By feeding on grasses, scrub and young shrubs, livestock reduce the volume of vegetation that can fuel a wildfire. These less-vegetated areas help slow the spread of flames while reducing the need for mechanical vegetation clearance. Today, almost 100,000 hectares are managed in this way across the department, demonstrating how agricultural activities can also serve as an effective wildfire prevention measure.
These examples show that action is possible. Adaptation is not simply about observing the impacts of climate change. It means transforming landscapes and communities to make them less vulnerable. The challenge now is to scale up these solutions, assess their effectiveness and integrate them more fully into public policy and insurance mechanisms.

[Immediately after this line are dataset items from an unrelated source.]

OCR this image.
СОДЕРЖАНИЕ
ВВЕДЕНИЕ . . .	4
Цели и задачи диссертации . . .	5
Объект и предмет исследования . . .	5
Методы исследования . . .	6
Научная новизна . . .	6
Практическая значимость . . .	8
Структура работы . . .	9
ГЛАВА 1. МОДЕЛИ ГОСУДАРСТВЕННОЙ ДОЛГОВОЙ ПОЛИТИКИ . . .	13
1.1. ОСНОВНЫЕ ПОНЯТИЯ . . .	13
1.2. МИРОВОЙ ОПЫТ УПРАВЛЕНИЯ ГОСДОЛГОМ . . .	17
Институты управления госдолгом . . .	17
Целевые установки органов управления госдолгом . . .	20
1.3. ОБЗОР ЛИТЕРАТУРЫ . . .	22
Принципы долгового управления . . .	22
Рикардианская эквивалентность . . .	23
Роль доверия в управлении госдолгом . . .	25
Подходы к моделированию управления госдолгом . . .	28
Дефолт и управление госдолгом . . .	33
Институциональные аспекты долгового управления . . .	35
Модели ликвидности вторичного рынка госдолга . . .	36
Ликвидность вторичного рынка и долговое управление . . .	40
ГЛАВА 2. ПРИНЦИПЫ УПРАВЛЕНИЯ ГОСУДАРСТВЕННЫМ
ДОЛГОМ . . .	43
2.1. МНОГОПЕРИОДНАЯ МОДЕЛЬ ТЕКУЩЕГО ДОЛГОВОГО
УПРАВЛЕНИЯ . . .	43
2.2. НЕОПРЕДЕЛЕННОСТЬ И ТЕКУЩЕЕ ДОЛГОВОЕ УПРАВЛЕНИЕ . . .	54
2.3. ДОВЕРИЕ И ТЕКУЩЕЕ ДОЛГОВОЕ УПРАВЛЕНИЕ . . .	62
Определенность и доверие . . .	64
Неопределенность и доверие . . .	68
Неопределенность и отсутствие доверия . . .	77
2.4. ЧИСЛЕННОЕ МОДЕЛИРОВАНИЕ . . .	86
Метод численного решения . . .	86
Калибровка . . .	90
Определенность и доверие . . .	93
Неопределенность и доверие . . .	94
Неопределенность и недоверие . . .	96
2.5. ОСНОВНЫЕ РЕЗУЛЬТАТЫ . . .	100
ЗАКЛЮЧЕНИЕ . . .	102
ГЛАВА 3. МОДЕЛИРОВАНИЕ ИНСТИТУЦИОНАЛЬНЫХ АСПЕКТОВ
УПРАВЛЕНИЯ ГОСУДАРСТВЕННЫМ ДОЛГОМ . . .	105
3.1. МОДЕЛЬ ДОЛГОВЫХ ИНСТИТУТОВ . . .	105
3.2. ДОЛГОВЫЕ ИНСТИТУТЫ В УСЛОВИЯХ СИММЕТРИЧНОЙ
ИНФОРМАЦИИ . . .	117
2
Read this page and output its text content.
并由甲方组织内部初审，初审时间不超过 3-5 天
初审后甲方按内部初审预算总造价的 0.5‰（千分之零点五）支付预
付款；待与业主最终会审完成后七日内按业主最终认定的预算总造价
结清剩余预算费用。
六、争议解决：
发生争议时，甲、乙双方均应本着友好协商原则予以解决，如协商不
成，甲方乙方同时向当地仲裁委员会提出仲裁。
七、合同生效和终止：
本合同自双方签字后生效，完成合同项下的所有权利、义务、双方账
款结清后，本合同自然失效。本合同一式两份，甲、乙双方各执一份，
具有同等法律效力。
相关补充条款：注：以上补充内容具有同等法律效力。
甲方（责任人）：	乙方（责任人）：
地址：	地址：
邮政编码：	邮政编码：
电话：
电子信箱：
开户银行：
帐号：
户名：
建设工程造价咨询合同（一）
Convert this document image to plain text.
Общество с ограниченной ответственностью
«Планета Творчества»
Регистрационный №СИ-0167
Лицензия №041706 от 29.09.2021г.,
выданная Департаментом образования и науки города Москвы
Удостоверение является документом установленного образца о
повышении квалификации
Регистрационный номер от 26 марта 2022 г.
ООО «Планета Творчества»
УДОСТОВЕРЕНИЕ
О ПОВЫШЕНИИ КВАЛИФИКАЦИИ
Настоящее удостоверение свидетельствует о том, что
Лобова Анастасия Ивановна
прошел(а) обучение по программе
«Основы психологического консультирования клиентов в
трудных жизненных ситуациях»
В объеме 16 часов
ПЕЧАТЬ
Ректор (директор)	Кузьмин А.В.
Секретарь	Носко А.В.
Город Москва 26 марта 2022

How insurance is adapting to growing wildfire risk
The intensification of wildfires presents a new challenge for insurers. Fires are becoming more frequent, more extensive and more costly. Following a major event, local authorities, forestry companies and agricultural operators often need immediate funding to secure affected sites, repair infrastructure and restart operations.
Against this backdrop, parametric insurance is gaining traction. Unlike traditional indemnity insurance, which requires on-site loss assessment before claims can be settled, parametric insurance is based on objective pre-defined triggers. Once those triggers are met, payment is made automatically. For wildfires, one such trigger could be the area actually burned, measured using satellite imagery.
This approach offers several advantages:
1/ Rapid payouts, sometimes within just a few days;2/ Greater transparency, with triggers based on objective indicators and independently verifiable data, including public sources;
3/ Improved financial predictability, which is critical when recovery costs must be incurred immediately.
AXA Climate already designs and distributes such solutions in several regions around the world. In Chile, a parametric cover for a forestry company is triggered automatically when satellite imagery shows that a wildfire has burned more than 15,000 hectares. In 2023, this mechanism enabled the payment of tens of millions of dollars within days of a major wildfire, providing the liquidity needed to resume operations quickly.
In Australia, another AXA Climate solution relies on Sentinel-2 satellites from the European Copernicus programme. Burnt areas are calculated automatically and can trigger compensation of several tens of millions of dollars, paid within around ten days of the satellite data being validated.
Beyond compensation, insurance can also become a tool for adaptation. Through the European PIISA project, AXA Climate is working with Portugal’s Agency for Integrated Rural Fire Management (AGIF) to explore how preventive measures can be recognised within insurance frameworks. Simulations show that properly maintained fuel-break networks could reduce annual wildfire risk by 30% to 50%. In the longer term, this reduction in risk could be reflected in insurance terms and conditions, creating a financial incentive to invest in prevention rather than relying solely on post-disaster recovery.
Antoine Denoix, Chief Executive Officer of AXA Climate, said:
“For decades, insurance has focused primarily on compensating the consequences of disasters. In the face of climate change, its role is evolving. Insurance can also help measure risk more effectively, encourage investment in prevention and support communities in adapting to a changing climate.”
How AXA Climate mapped future fire exposure
This analysis is based on the Forest Weather Index (FWI), which assesses weather conditions favourable to wildfire spread using four variables: temperature, relative humidity, wind speed and precipitation. The projections use DRIAS climate data and France’s Reference Warming Pathway for Climate Change Adaptation (TRACC), based on a +2.7°C warming scenario by 2050 and a +4°C scenario by 2100.